Mick Mulvaney, the former Congressman from South Carolina and interim Director of the Consumer Financial Protection Bureau, told 1300 banking industry executives on Tuesday that they should press lawmakers hard to pursue their agenda.
Mr Mulvaney, said as a member of Congress, “He would meet only with lobbyists if they had contributed to his campaign.” We had a hierarchy in my office in Congress, “If you’re a lobbyist who never gave us money, I didn’t talk to you. If you’re a lobbyist who gave us money, I might talk to you.” At the top of the hierarchy, Were his constituents. “If you came from back home and sat in my lobby, I talked to you without exception, regardless of the financial contributions,”
Follow the Money
Congressman Mulvaney, received $63,000 in contributions from Pay Day Lenders.

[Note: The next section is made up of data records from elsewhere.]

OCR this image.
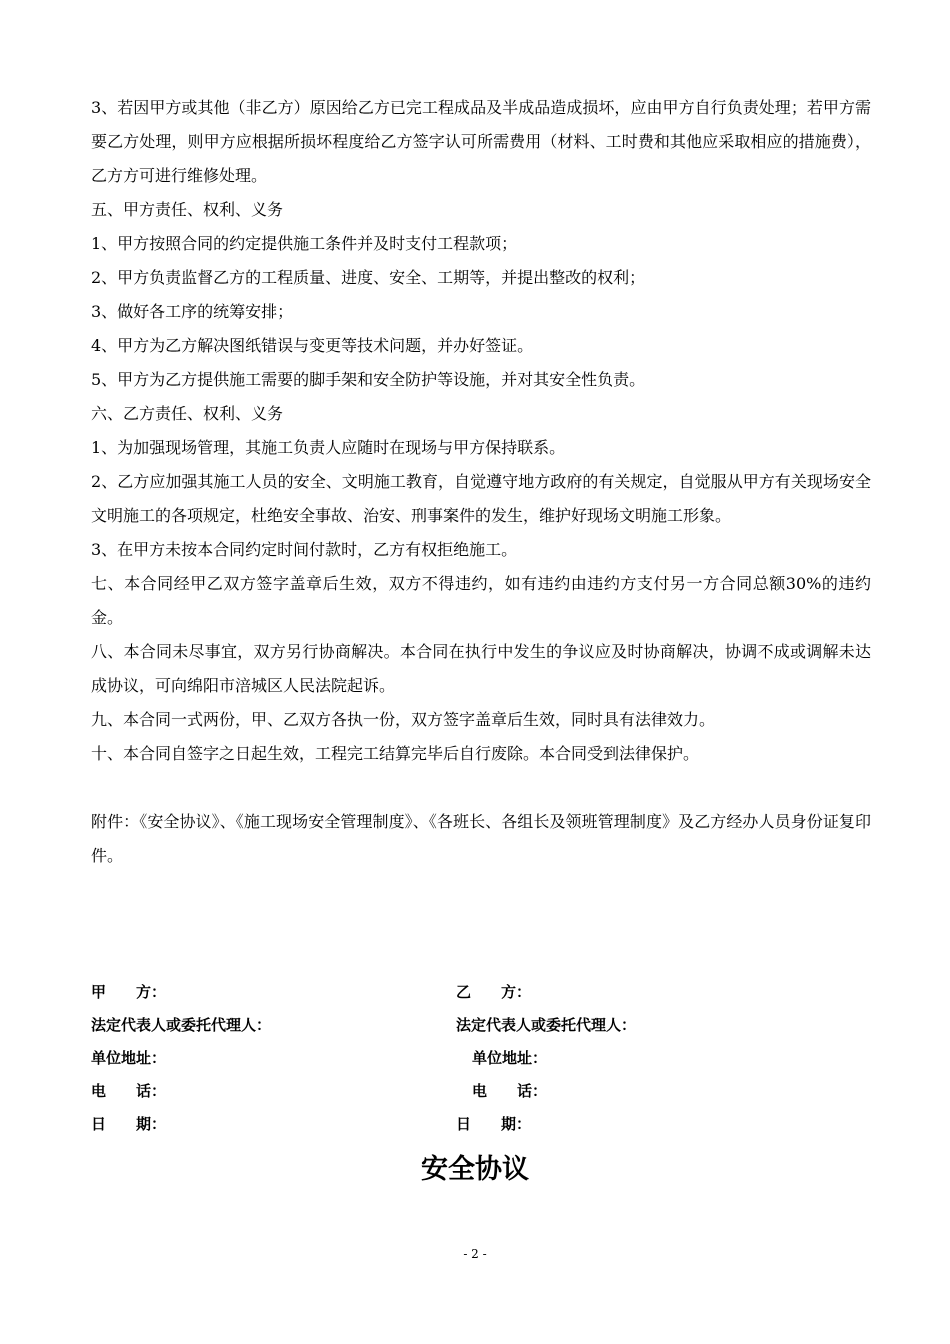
3、若因甲方或其他（非乙方）原因给乙方已完工程成品及半成品造成损坏，应由甲方自行负责处理；若甲方需要乙方处理，则甲方应根据所损坏程度给乙方签字认可所需费用（材料、工时费和其他应采取相应的措施费），乙方方可进行维修处理。

五、甲方责任、权利、义务

1、甲方按照合同的约定提供施工条件并及时支付工程款项；

2、甲方负责监督乙方的工程质量、进度、安全、工期等，并提出整改的权利；

3、做好各工序的统筹安排；

4、甲方为乙方解决图纸错误与变更等技术问题，并办好签证。

5、甲方为乙方提供施工需要的脚手架和安全防护等设施，并对其安全性负责。

六、乙方责任、权利、义务

1、为加强现场管理，其施工负责人应随时在现场与甲方保持联系。

2、乙方应加强其施工人员的安全、文明施工教育，自觉遵守地方政府的有关规定，自觉服从甲方有关现场安全文明施工的各项规定，杜绝安全事故、治安、刑事案件的发生，维护好现场文明施工形象。

3、在甲方未按本合同约定时间付款时，乙方有权拒绝施工。

七、本合同经甲乙双方签字盖章后生效，双方不得违约，如有违约由违约方支付另一方合同总额30%的违约金。

八、本合同未尽事宜，双方另行协商解决。本合同在执行中发生的争议应及时协商解决，协调不成或调解未达成协议，可向绵阳市涪城区人民法院起诉。

九、本合同一式两份，甲、乙双方各执一份，双方签字盖章后生效，同时具有法律效力。

十、本合同自签字之日起生效，工程完工结算完毕后自行废除。本合同受到法律保护。

附件：《安全协议》、《施工现场安全管理制度》、《各班长、各组长及领班管理制度》及乙方经办人员身份证复印件。

甲　　方：
法定代表人或委托代理人：
单位地址：
电　　话：
日　　期：
乙　　方：
法定代表人或委托代理人：
单位地址：
电　　话：
日　　期：
安全协议
- 2 -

His predecessor, Richard Cordray levied fines and brought lawsuits to crack down on usurious business practices by an industry that offers short-term, high-interest loans that critics say trap vulnerable consumers in a feedback loop of debt.

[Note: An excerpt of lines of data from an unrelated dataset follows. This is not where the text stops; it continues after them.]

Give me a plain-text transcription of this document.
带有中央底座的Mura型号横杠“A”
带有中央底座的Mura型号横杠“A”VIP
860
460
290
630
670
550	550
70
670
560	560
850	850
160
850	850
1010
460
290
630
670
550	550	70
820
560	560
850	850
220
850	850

Last January, Mr. Mulvaney put the brakes on a contentious rule. He ended a case that the bureau initiated last year against a group of payday lenders in Kansas accused of charging interest rates of nearly 1,000 percent. He also scrapped an investigation into the marketing and lending practices of World Acceptance Corporation, a lender based in South Carolina that donated $4500 to Mr. Mulvaney’s previous congressional campaigns through its political action committee.

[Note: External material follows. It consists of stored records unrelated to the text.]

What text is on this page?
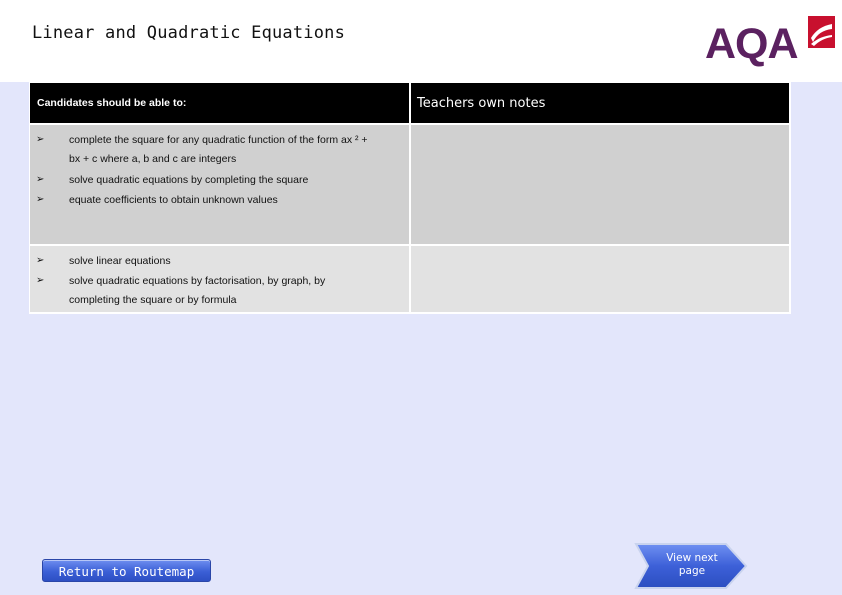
Linear and Quadratic Equations	AQA
Candidates should be able to:	Teachers own notes
➢	complete the square for any quadratic function of the form ax ² +
bx + c where a, b and c are integers
➢	solve quadratic equations by completing the square
➢	equate coefficients to obtain unknown values
➢	solve linear equations
➢	solve quadratic equations by factorisation, by graph, by
completing the square or by formula
Return to Routemap
View next
page
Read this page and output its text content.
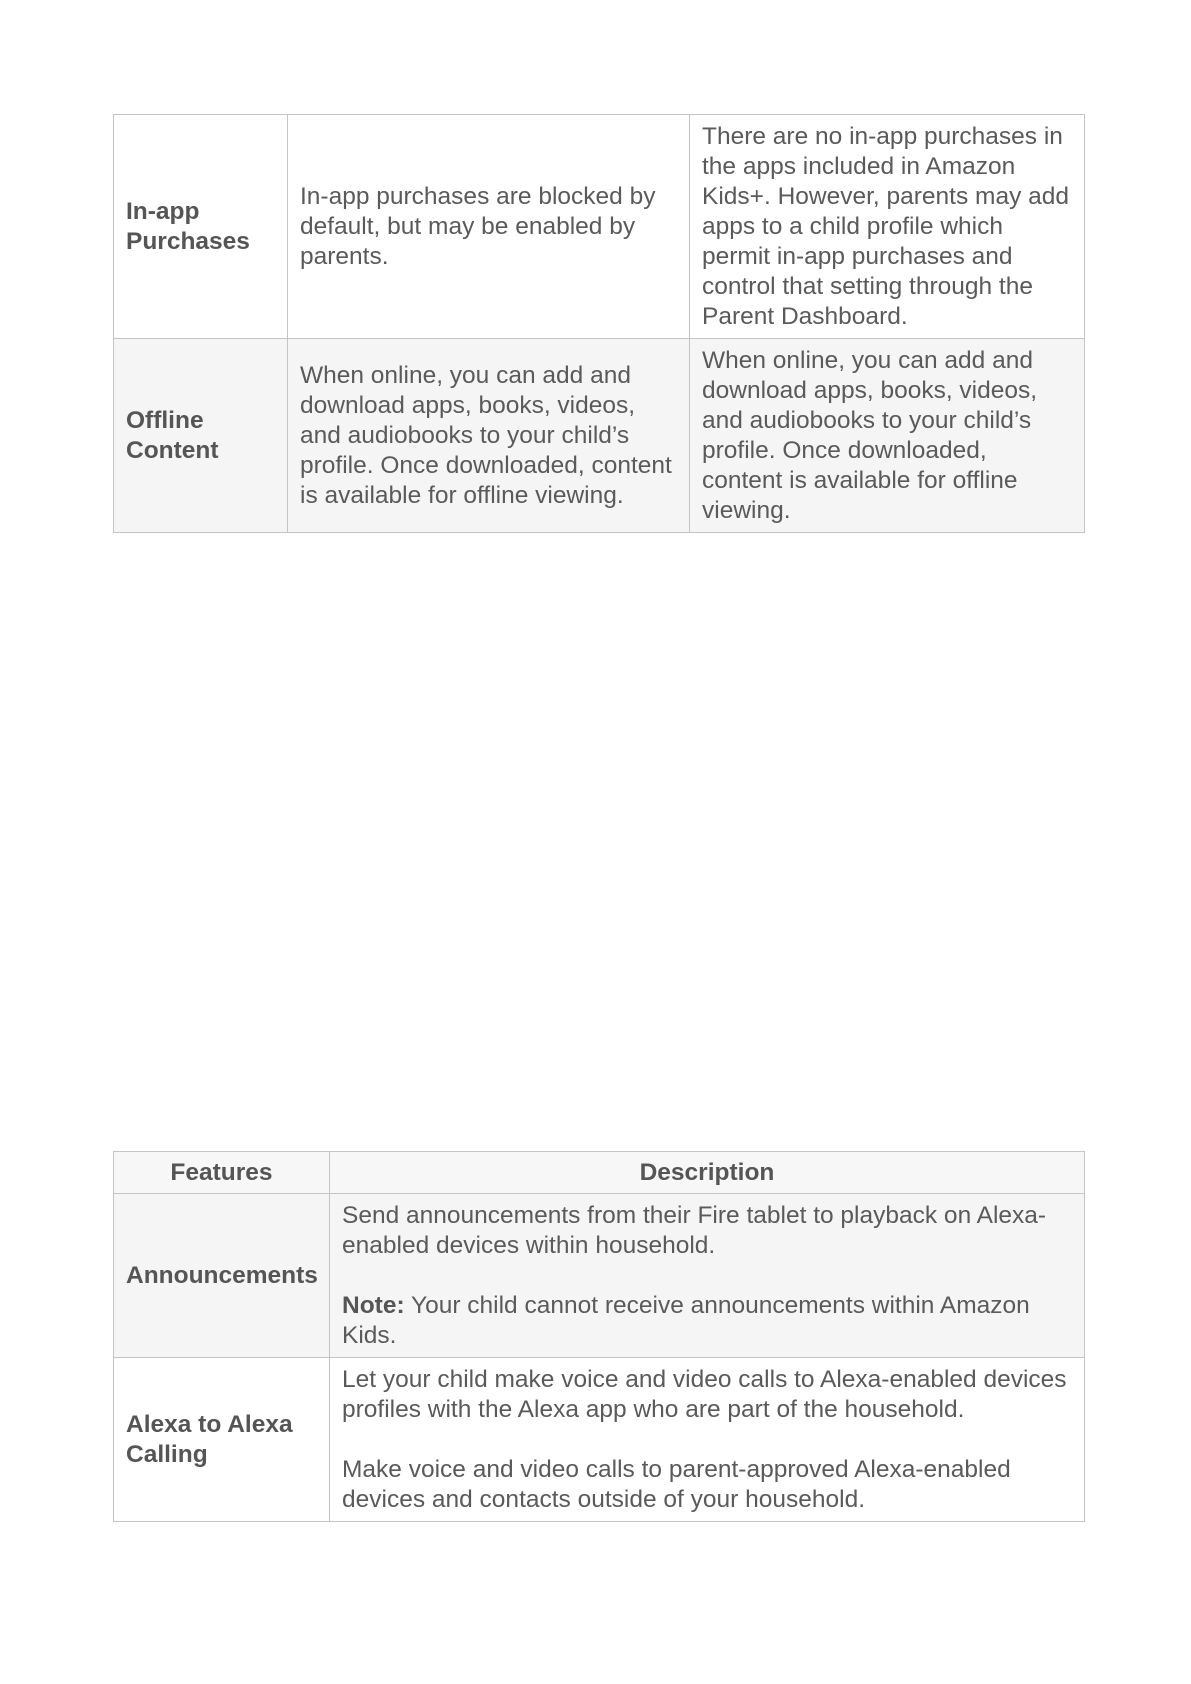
In-app Purchases	In-app purchases are blocked by default, but may be enabled by parents.	There are no in-app purchases in the apps included in Amazon Kids+. However, parents may add apps to a child profile which permit in-app purchases and control that setting through the Parent Dashboard.
Offline Content	When online, you can add and download apps, books, videos, and audiobooks to your child’s profile. Once downloaded, content is available for offline viewing.	When online, you can add and download apps, books, videos, and audiobooks to your child’s profile. Once downloaded, content is available for offline viewing.
Features	Description
Announcements	Send announcements from their Fire tablet to playback on Alexa-enabled devices within household.
Note: Your child cannot receive announcements within Amazon Kids.

Alexa to Alexa Calling	Let your child make voice and video calls to Alexa-enabled devices profiles with the Alexa app who are part of the household.
Make voice and video calls to parent-approved Alexa-enabled devices and contacts outside of your household.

According to the Center for Responsive Politics ,payday lenders have contributed more than $13 million to members of Congress since 2010, with the majority of that money going to Republicans who have made it a priority to roll back the financial regulations put in place by President Barack Obama after the financial crisis.
The Consumer Financial Protection Bureau was created by the 2010 Dodd-Frank Law as a way to prevent banks and other financial companies from preying on vulnerable consumers.